Поднос под белым платом фрау Маргит относила в церковь, патеру Лукачу. Перед тем как выйти с облатками на улицу, она перерывала весь дом, отыскивая свой черный головной платок. «Я изучать, где, а fene[1], может быть эта тряпка», — говорила фрау Маргит.

Жестянку из-под печенья она, когда читала газету, взятую у фрау Грауберг, или свой молитвенник, ставила поближе, под левую руку. Читала и, не глядя, запускала руку в жестянку и хрустела остатками от облаток.

Если фрау Маргит случалось не в меру начитаться и налакомиться отходами облаточного производства, в желудке у нее разливалась такая святость, что, приступая к чистке картошки, фрау Маргит рыгала — и ругалась еще крепче. А для меня, с тех пор как я познакомилась с фрау Маргит, святость сделалась чем-то сухим и белым, хрустящим на зубах, после чего рыгают и изрыгают брань.

Иисуса своего фрау Маргит прикупила во время одной из поездок в августе с паломниками, наспех, по пути от автобуса к паперти храма, которому приехала поклониться. Иисуса вытащили из мешка, набитого распятыми Иисусами. Иисус, которого она лобызала, был изделием из отходов фабричного производства жестяных баранов и товаром, которым в свободные дни приторговывал по деревням некий умелец, работавший сутки через трое. Праведного в этом Иисусе на стене только и было что краденая жесть и обман государства.

Как и любой Иисус в мешке, этот тоже на другой день после странствия по святым местам обратился в деньги, брошенные на стол и пропитые в кабаке.

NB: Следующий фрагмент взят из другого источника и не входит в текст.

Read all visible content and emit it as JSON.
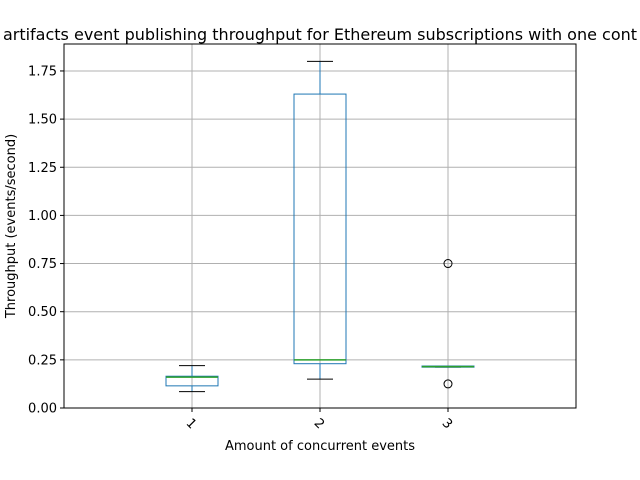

Окно в комнате фрау Маргит выходило во внутренний двор. Там росли три высокие липы, а под ними был садик размером с небольшую комнату, запущенный, со сломанным деревцем — буксом — и густой травой. На первом этаже жили фрау Грауберг с внучком и господин Фейерабенд, старик с черными усами. Он часто сидел на стуле у дверей своей квартиры и читал Библию. Внучек фрау Грауберг лазил по сухим ветвям букса, а фрау Грауберг несколько раз в день выкликала из окна одно и то же: «Иди есть!» А внучек одно и то же кричал в ответ: «А ты что-нибудь вкусненькое приготовила?» Фрау Грауберг грозила из окна, потом кричала: «Ну погоди, уж ты у меня запомнишь!» Фрау Грауберг переехала сюда с внуком из какого-то фабричного городишки. Не могла жить на окраине, да еще в доме, где мать ее внучка умерла после неудачно сделанного кесарева сечения. Отца у внучка вовсе не было. «Поглядеть нынче на фрау Грауберг, — говорила фрау Маргит, — так и не скажешь, что она из фабричного города. Фрау Грауберг носит интеллигентную одёжу, когда выходит в город». Еще фрау Маргит однажды сказала: «Евреи или очень умные, или очень глупые. Умный и глупый совсем не то же самое, что много знающий или мало знающий, — пояснила фрау Маргит. — Кто-то много знает, но он не умный человек, а другой знает мало, но он далеко не дурак. Что-то знать или быть глупым — на всё воля Божия. Господин Фейерабенд, конечно, очень умный человек, но от него воняет потом. И Бог тут ни при чем».

Окно моей комнаты смотрело на улицу. Проходить в комнату надо было через комнату фрау Маргит. Принимать гостей было запрещено.

Курт наведывался ко мне каждую неделю, и каждый раз фрау Маргит потом четыре дня казнила меня презрением. Не здоровалась, вообще ни слова не говорила. А когда она опять начинала здороваться и разговаривать, до следующего приезда Курта оставалось всего два дня.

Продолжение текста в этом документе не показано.